The autonomy with regard to an attribute is a model of decisional autonomy. It is stated in the following way: an agent is autonomous with regard to an attribute A if it can choose in a nondeterministic way a policy of use P among several and if it can change it during its execution time.
An attribute corresponds to a simple and non ambiguous property of an agent like mobility. A policy of use means in our context a succession of actions which carries out a particular and well identified functioning mode related to an attribute. For the mobility attribute, two examples of migration policies are the navigation according to a route (the site of arrival is different from the starting site) and the circular navigation (the site of arrival is the starting site).
Two elements characterize autonomy with regard to an attribute:
- A set of operating modes of this attribute called use policies.
- A two-component choice module.
The module of choice splits up into two parts: a deterministic component and a nondeterministic component.
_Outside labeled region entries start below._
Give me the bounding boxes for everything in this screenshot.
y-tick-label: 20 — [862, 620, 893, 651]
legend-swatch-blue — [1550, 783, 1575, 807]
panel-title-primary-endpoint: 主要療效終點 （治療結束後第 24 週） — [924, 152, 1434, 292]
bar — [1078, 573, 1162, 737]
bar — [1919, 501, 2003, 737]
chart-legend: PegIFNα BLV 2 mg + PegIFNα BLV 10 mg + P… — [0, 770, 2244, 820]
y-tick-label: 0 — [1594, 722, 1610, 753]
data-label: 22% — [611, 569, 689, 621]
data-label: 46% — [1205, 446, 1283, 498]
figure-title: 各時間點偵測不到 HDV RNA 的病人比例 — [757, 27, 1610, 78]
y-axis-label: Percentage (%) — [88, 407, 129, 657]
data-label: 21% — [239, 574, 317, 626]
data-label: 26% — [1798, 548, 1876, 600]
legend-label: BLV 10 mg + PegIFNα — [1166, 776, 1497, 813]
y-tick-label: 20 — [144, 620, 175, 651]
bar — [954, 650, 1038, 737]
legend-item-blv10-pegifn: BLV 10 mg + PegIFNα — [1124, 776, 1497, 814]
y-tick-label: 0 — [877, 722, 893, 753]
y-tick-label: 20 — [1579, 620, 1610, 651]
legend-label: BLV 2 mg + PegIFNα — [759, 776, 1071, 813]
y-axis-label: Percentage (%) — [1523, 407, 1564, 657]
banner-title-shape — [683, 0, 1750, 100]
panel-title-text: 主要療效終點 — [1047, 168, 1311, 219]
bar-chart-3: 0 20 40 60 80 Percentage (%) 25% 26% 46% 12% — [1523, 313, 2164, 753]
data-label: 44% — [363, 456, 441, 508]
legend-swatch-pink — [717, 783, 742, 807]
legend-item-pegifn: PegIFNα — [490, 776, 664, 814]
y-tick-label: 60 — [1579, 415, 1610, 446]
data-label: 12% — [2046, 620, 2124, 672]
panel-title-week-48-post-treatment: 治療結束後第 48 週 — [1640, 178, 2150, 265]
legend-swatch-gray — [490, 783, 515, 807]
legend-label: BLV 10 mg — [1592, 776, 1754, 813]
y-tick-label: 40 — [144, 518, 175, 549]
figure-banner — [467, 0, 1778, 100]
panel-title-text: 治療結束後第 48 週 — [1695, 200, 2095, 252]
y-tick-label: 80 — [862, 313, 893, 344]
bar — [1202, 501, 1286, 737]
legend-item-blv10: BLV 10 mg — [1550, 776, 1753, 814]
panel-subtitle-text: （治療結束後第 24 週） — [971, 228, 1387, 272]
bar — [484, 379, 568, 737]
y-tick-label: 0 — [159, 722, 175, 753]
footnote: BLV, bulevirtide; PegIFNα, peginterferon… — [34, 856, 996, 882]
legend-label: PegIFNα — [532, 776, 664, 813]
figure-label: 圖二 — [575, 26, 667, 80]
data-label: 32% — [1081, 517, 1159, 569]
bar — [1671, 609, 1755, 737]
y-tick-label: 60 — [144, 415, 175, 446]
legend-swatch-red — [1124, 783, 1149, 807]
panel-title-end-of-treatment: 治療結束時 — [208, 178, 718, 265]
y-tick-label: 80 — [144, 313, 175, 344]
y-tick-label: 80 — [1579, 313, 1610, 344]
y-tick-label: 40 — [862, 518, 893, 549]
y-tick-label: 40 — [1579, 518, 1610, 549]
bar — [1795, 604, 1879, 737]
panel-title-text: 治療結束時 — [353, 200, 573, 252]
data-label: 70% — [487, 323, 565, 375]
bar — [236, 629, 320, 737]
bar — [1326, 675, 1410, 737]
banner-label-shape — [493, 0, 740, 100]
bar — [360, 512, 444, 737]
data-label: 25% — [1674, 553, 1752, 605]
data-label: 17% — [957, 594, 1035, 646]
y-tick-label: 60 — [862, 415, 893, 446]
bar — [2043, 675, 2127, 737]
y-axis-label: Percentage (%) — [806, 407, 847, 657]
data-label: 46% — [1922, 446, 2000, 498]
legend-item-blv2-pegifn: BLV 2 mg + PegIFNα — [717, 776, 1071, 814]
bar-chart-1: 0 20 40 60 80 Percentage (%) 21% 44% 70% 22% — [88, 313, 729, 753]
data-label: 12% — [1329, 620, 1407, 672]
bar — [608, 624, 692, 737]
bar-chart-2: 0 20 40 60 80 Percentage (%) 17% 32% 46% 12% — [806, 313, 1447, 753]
The deterministic part of the choice module is provided with N functioning policies Pi (1<=i<=N, N>1).
With the mobility example, migration policies could be the ones previously presented.
The nondeterministic part includes an additional policy P0 corresponding to the empty policy. When this one is elected, no policy is triggered by the agent. It models the situation where, although the choice module of an attribute A was activated, no policy of A is started: there is an inhibition of the policy resulting from the deterministic choice.
It is to be noticed that after the activation of the nondeterministic part of the choice module, the policy Pj (0<=j<=N) finally elected and executed can be different from the policy Pi previously selected by the deterministic component.
Each part of the choice module has its own utility. The presence of the deterministic module of choice provides the agent with a
coherent behaviour (rational choice) directed by the conditions of inputs. The nondeterministic module of choice ensures the agent
the decoupling between its freedom (autonomy) and its control (command). It protects the agent from
all recurring forms of explicit or implicit command.
If the agent included only the deterministic choice, it would be a simple program. If the nondeterministic choice were only present, the agent would be condemned to a chaotic functioning.
By the combination of the two components of the choice module, the autonomy with regard to an attribute combines rationality and non determinism.
The last condition for the agent to be autonomous with regard to an attribute is that its internal functioning enables it to activate the choice module more than once. Indeed, if in its lifespan the agent chose a use policy of an attribute and then stopped, it could not be considered as autonomous with regard to this attribute.
Tested within the framework of distributed applications using mobile agents, this model of autonomy seems also appropriate to other fields of research such as the design of synthetic personalities or autonomic systems.